Der Verantwortliche hob außerdem hervor, dass es das Ziel der Ritter von Kolumbus sei, menschliches Leid zu lindern und Zeugnis von der christlichen Hoffnung abzulegen, „die von Jesus Christus kommt“.
Ein Preis im Zusammenhang mit der Diplomatie des Heiligen Stuhls
Der „Path to Peace“-Preis steht in enger Verbindung mit der internationalen diplomatischen Tätigkeit des Heiligen Stuhls.
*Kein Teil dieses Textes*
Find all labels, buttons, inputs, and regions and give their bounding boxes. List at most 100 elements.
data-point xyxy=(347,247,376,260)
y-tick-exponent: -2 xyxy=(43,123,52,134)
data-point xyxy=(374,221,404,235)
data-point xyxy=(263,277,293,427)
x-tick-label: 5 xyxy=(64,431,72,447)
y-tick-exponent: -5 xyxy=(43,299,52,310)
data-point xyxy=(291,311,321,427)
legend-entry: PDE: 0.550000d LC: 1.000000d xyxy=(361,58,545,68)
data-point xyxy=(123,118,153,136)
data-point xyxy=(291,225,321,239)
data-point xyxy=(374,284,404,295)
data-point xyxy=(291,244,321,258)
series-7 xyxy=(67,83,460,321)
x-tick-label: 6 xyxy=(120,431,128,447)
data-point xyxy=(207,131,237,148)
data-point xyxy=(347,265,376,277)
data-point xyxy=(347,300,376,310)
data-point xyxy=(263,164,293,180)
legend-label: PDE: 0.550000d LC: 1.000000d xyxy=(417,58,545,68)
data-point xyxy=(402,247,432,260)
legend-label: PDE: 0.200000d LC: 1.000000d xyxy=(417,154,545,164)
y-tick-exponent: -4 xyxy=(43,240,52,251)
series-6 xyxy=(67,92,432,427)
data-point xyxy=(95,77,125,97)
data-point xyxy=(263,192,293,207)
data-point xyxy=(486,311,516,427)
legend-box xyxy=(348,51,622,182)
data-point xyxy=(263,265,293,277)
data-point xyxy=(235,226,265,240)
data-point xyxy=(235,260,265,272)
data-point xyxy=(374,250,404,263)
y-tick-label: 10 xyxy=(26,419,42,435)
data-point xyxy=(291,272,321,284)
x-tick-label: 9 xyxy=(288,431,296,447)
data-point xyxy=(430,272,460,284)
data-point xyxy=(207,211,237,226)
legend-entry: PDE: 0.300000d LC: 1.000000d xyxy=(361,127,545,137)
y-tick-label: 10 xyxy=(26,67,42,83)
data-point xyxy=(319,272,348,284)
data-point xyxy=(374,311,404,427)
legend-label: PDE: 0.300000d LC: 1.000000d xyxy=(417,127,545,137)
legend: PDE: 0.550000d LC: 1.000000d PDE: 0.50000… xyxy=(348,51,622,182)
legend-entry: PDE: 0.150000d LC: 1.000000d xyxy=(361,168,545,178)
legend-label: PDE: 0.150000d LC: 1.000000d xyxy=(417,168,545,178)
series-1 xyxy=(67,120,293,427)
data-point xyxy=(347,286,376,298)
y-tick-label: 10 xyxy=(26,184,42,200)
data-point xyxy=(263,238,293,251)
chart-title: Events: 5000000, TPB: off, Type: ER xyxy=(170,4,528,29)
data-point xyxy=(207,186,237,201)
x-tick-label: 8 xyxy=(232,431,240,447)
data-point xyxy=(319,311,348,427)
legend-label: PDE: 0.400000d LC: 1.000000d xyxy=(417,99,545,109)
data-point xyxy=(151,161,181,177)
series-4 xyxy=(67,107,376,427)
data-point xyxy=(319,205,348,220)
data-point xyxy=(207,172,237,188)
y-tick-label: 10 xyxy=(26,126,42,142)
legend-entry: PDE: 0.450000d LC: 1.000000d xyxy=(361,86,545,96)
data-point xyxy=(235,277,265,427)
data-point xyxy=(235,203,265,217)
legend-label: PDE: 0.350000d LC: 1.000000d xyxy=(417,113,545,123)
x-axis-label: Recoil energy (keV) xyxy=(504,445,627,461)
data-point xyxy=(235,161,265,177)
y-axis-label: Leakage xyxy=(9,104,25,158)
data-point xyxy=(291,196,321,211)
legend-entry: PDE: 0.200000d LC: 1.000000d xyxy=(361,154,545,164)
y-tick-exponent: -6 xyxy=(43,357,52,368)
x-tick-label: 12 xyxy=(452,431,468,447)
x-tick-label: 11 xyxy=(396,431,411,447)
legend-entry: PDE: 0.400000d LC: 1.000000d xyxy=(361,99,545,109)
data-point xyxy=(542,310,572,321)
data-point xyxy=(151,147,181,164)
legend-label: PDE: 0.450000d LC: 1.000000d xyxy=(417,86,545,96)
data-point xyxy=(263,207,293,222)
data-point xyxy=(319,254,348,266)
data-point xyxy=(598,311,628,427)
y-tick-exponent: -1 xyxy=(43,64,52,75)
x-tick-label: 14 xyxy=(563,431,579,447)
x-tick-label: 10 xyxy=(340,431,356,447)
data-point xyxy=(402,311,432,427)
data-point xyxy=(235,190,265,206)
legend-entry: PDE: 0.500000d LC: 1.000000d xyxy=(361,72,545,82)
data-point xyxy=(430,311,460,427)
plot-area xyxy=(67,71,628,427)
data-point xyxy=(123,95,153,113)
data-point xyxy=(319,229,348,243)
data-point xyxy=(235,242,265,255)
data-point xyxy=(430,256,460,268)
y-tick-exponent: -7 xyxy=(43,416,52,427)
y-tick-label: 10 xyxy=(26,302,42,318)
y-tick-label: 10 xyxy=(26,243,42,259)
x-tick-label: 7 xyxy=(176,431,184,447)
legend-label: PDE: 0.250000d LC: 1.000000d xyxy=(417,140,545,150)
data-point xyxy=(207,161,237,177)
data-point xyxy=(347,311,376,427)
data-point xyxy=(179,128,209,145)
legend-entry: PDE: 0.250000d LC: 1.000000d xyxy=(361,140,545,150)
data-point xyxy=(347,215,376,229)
Die Path-to-Peace-Stiftung wurde genau zu dem Zweck gegründet, die humanitäre und kulturelle Arbeit im Rahmen der ständigen Mission des Vatikans bei den Vereinten Nationen zu erweitern.
Seit 1964 unterhält der Heilige Stuhl eine ständige Präsenz bei den Vereinten Nationen als Ständiger Beobachter und beteiligt sich aktiv an Debatten über den internationalen Frieden, die Menschenrechte, die Religionsfreiheit und die Soziallehre der Kirche.
Darüber hinaus fördert die Stiftung humanitäre Projekte, kulturelle Aktivitäten und Seminare zu den Sozialenzykliken und dem päpstlichen Lehramt.
Eine Auszeichnung, die internationalen Persönlichkeiten verliehen wird
Der Preis wird seit 1993 an Persönlichkeiten und Institutionen verliehen, die sich in bedeutender Weise für die Förderung des Friedens und das internationale Gemeinwohl eingesetzt haben.
Zu den bisherigen Preisträgern zählen der ehemalige Generalsekretär der Vereinten Nationen Boutros Boutros-Ghali, der ehemalige polnische Präsident Lech Wałęsa, die ehemalige philippinische Präsidentin Corazón Aquino, die jordanischen Königspaar Abdullah II. und Rania sowie der amtierende Generalsekretär der Vereinten Nationen, António Guterres.
Die Verleihung des Preises an die Ritter von Kolumbus stellt zugleich eine Anerkennung der wachsenden Rolle katholischer Laienorganisationen dar, die in einem Kontext starker Säkularisierung im Westen eine intensive öffentliche Tätigkeit zur Verteidigung des Glaubens, der Familie und der in verschiedenen Teilen der Welt verfolgten christlichen Gemeinschaften aufrechterhalten.